TagI is a silent SNP (T > C) in axon 9 near the exon-intron boundary (gCTg/ATTg), likely to influence splicing . Like ApaI and BsmI, TagIis strongly linked to a poly(A) microsatellite repeat in the 3’ untranslated region, hence and might affect mRNA stability and the translation of VDR [27,34]. The association of this SNP and the risk of T1DM has be observed in children from different populations, particularly for the normal “TT” and mutant “tt” genotypes . Other meta-analysis studies did not proof an association among adults with T1DM from different continents [41-44]. The lack of association of this SNP with risk of T1DM is attributed to its anonymous effect on the VDR protein, rather than the effect on haplotype and genotype analysis [55,66].
The VDR polymorphisms have been extensively studied in relation to different diseases. Of these, the big-four-inventory polymorphisms, FokI, BsmI, ApaI, and TaqI, were broadly investigated between different populations.

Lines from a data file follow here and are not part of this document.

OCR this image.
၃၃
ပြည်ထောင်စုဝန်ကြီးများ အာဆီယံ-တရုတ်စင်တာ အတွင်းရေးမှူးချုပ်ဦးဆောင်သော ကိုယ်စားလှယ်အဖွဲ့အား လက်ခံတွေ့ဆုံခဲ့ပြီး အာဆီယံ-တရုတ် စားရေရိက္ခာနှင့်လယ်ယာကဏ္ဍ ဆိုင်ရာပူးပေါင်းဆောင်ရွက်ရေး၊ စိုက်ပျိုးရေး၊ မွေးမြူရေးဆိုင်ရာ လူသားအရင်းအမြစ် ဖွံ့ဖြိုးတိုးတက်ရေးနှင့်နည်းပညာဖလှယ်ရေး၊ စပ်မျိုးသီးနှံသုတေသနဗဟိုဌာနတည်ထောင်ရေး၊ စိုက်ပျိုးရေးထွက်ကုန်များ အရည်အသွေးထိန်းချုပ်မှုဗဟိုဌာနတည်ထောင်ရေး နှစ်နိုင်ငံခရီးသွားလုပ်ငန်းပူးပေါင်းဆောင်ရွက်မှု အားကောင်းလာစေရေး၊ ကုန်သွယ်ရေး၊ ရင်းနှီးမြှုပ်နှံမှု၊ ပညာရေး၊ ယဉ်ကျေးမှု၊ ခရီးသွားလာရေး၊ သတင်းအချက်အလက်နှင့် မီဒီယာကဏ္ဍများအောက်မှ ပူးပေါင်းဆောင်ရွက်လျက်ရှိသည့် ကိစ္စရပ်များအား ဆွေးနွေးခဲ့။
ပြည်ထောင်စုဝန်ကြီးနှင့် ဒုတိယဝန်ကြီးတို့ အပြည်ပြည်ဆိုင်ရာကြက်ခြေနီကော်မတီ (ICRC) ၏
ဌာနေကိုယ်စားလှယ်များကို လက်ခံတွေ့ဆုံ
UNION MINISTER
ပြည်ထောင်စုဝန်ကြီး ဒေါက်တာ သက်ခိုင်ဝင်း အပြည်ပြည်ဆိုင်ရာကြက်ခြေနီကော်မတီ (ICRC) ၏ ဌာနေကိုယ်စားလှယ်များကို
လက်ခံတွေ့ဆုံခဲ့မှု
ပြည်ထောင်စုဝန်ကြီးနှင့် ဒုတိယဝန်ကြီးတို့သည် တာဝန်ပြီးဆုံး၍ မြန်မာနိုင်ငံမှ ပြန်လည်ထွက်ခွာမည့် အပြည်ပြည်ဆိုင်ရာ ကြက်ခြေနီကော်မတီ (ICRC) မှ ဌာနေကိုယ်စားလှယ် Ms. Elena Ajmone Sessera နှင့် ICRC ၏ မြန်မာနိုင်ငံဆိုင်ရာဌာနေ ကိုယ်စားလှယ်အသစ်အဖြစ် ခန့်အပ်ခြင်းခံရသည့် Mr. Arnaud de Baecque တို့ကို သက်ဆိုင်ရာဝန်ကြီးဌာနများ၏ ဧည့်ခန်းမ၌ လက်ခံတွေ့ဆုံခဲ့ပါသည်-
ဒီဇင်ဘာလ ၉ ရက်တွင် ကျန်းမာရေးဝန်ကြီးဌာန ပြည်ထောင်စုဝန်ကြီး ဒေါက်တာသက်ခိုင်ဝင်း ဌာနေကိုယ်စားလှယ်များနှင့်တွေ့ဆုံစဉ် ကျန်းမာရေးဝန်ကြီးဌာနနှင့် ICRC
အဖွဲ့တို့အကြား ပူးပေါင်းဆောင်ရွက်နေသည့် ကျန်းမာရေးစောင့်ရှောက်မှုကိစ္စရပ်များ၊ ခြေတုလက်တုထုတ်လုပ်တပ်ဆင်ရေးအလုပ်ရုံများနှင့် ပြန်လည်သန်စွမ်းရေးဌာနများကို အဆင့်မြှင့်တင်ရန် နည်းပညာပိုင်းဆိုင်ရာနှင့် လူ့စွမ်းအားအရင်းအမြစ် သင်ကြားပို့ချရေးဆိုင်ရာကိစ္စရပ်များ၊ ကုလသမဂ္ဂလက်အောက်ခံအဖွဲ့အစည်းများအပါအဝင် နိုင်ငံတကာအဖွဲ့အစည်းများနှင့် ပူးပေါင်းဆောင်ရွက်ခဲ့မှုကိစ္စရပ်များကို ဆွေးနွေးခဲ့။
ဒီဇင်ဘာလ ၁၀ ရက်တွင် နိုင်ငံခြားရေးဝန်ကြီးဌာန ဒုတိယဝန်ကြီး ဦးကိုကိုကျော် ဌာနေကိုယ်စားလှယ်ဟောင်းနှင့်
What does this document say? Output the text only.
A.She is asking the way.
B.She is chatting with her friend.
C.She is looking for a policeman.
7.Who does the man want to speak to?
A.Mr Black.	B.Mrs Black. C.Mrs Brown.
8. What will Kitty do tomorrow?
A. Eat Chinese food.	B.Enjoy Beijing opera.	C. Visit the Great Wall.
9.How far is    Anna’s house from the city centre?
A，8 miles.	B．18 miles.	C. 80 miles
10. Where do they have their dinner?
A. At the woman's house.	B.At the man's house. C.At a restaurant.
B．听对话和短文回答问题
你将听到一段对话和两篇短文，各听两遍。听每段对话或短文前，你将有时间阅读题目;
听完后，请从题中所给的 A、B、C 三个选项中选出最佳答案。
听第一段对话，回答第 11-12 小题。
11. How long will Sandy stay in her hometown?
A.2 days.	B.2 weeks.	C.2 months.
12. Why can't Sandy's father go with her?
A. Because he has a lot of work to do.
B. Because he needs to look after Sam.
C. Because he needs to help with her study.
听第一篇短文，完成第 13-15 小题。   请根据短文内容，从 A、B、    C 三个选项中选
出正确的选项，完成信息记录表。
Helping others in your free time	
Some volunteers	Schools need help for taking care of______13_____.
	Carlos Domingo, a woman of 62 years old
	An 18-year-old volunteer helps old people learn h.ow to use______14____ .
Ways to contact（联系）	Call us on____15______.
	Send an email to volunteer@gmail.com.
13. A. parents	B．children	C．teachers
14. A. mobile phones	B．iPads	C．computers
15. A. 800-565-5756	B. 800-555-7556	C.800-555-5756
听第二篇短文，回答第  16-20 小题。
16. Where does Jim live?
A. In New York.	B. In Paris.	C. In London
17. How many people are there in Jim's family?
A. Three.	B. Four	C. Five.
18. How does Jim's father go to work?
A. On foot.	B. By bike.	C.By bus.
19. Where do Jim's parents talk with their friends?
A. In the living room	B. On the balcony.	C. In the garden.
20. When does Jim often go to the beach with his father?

FokI is only the functional polymorphism, and therefore it has an apparent association with the risk of T1DM, but this association differs in- and between- ethnic groups. The BsmI, ApaI, and TaqI, are nonfunctional polymorphisms, located between intron 8 and exon 9, near the 3' end of VDR gene, and they had strong LD with the poly (A) microsatellite repeat in the 3' untranslated region (UTR) of the VDR gene. Thus far, their plausible association with the risk of T1DM is meant to be hindered, because their anonymous functions still stand against their factual role.
The big-four-inventory polymorphisms and their association with the risk of T1DM have been gathered via consecutive meta-analysis studies. These kinds of studies are conclusive and more reliable as it includes large data sets to evaluate the genotype frequencies in certain diseases, hence reduce the effect of biased sampling that occur in individual study populations. Our review study indicated discrepancies in the association between the aforementioned polymorphisms and the risk of T1DM between continents and ethnics from same populations, when we examined such data from meta-analysis studies. Nevertheless, the hitherto inconclusive data so far is recalling for doing further studies with large sample size and equal geographic distribution of data collections between continents. Performing studies encompassing haplotype’s structure and LD between polymorphisms, together with using advanced techniques other than the RFLP for determining individual polymorphisms, could likely help to emphasize the association of the reviewed SNPs and their linkage with totally different functional alleles that may found in the VDR gene or in genes nearby VDR, and to construct haplotype maps for candidate genes.
CONFLICT OF INTEREST
The author declares no conflicts of interest in this work.